DÉPRESSION SAISONNIÈRE
Que la Compagnie Créole ait lancée un hymne à la gloire d’Obama peut se comprendre.
Encore que ne me viendrait pas à l'idée de voter pour Fabius ou Strauss-Kahn sous prétexte qu'ils sont d'origine juive.
Mais que Dominique de Villepin, dans une interview au Journal du Dimanche de cette semaine, lance extatiquement que le candidat démocrate représente «l'homme nouveau» en mettant en avant ses origines, me révulse.
Il fut un temps où l’aryanité était censée incarner l'avenir radieux.
La démarche à laquelle nous assistons mondialement est exactement similaire.
Jamais peut-être l'essentialisme d'un être, jamais l'obsession de la race d'un homme n'avait atteint pareils vertigineux sommets.
Je me fous de l'origine d’Obama. Si j'étais Américain, et en dépit de son incontestable talent, je ne voterai pas pour lui, pour des raisons étrangères à la couleur de sa peau et qui tiennent uniquement à son positionnement politique.
Il y a quelques années, j'ai créé le barbarisme de xénophilie pour illustrer cette dilection particulière pour l’altérité.
Mais xénophilie et xénophobie sont les deux facettes de la même médaille racialiste.
Dans un récent éditorial, Le Monde dénonçait la campagne de McCain, lui reprochant ses attaques contre le candidat démocrate. Et le journal, déjà, de prévenir : Si Obama était battu, la déception qui en résulterait chez les minorités serait grosse de tous les dangers.
Pourtant, les pires détracteurs américains du candidat républicain ont reconnu la remarquable tenue de sa campagne. Je n'ai lu nulle part dans la presse d'outre-Atlantique que le racisme anti- noir avait constitué le fonds de commerce du représentant de l'Arizona.
J'ai lu cependant, que venir reprocher au démocrate son «extrémisme» supposé était déjà sujet à soupçons.
Il résulte des consternants postulats xénophiliques qui précèdent, que si Obama, gagne ce sera l'aube d'un nouveau jour. Mais que, s'il perd, ce sera la marque du retour de l'infamie.
Puisque nous en sommes là, encore quelques petites nouvelles du Monde : entendu Philippe Val, sur une radio périphérique dire tout son écœurement pour l'attitude du quotidien dans l'affaire Siné.
Reçu hier un courriel de Benjamin Barthe (voir mon dernier blog-note «Misère et servitude du prolétariat médiatique») : sans trop d'humour ni d'aménité, notre journaliste militant (qui nous vient de l’Humanité) veut me prouver que les Arabes de Palestine ont également utilisé le vocable «palestinien», y compris dans le domaine sportif.

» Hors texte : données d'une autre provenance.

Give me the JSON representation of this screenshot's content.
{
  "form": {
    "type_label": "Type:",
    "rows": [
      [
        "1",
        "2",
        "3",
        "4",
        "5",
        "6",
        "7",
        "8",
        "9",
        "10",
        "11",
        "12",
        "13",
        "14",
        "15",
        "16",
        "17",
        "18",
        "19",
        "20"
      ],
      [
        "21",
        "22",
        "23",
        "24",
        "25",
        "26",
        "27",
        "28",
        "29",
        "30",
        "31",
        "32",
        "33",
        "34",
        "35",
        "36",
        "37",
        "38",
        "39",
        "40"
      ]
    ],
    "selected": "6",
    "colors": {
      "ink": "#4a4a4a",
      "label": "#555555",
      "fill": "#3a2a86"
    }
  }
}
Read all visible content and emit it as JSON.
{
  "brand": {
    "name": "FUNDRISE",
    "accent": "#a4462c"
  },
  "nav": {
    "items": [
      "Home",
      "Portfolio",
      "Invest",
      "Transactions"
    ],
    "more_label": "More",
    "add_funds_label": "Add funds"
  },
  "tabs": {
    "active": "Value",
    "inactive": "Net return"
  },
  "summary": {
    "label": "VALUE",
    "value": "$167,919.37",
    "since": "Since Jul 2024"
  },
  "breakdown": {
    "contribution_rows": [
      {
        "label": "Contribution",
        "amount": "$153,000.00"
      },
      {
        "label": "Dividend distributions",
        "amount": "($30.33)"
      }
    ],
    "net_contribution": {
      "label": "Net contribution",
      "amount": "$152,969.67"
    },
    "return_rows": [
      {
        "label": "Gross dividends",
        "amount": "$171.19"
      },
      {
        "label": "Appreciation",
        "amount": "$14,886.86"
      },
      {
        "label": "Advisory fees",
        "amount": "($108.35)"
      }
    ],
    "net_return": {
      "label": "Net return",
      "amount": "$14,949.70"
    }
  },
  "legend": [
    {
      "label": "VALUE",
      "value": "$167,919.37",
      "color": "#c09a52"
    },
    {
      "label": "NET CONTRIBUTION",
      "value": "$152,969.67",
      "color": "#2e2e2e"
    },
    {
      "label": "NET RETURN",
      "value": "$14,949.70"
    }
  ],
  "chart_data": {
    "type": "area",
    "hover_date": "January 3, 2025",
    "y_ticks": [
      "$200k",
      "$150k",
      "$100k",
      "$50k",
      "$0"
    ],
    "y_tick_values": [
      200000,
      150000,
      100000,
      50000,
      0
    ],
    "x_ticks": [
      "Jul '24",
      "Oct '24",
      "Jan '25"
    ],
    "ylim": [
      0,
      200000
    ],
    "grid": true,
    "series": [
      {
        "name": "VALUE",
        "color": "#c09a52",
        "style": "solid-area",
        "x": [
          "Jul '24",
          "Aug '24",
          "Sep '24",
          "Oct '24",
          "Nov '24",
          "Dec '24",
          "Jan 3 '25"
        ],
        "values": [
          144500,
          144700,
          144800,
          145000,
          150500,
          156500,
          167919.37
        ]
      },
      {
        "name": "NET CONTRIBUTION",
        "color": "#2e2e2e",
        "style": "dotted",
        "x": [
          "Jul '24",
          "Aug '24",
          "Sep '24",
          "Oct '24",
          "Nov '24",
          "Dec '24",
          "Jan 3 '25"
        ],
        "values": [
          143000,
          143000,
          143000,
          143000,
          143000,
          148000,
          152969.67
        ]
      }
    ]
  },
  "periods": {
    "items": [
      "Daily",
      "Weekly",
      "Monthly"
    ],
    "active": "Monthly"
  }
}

Ai-je soutenu le contraire ? Ai-je jamais nié leur spécificité ? Dans toutes mes conférences, dans tous mes livres (y compris le dernier avec Adler) j'affirme que ceux-ci disposent d'un excellent dossier, qu'ils gâchent depuis toujours tant en raison de leur irrédentisme que de leurs méthodes. Il faut dire que leurs soutiens européens extatiques, M. Barthe, ne leur facilitent guère le nécessaire travail de réflexion critique.
J'écrivais seulement – et je le confirme – que les Arabes de la Palestine mandataire se définissaient davantage en tant que tels – ou en tant que musulmans – plutôt qu'en termes de «Palestiniens».
À cette époque, et notamment en Europe, le vocable s'appliquait plus souvent pour évoquer les habitants juifs du territoire de Palestine. Ce qui, soit dit en passant, était tout aussi injustement réducteur que lorsqu'on l'applique aujourd'hui au bénéfice des seuls Arabes. Raison pourquoi, lorsque les sionistes de Palestine ont créé une association footballistique «palestinienne», ils se situaient dans une pure perspective nationale juive, à l'identique de la démarche arabe palestinienne actuelle.
Il semblerait que M. Barthe et ses amis soient moins sensibles à cette réduction linguistique contemporaine.
Voilà pourquoi, avec une candeur désarmante, notre journaliste se plaint de ce que l'association «palestinienne» de 1934 ne comportait aucun arabe, mais qu'il relève pour lui, littéralement, de l'impensable de s'étonner que celle d'aujourd'hui soit exclusive de tout juif.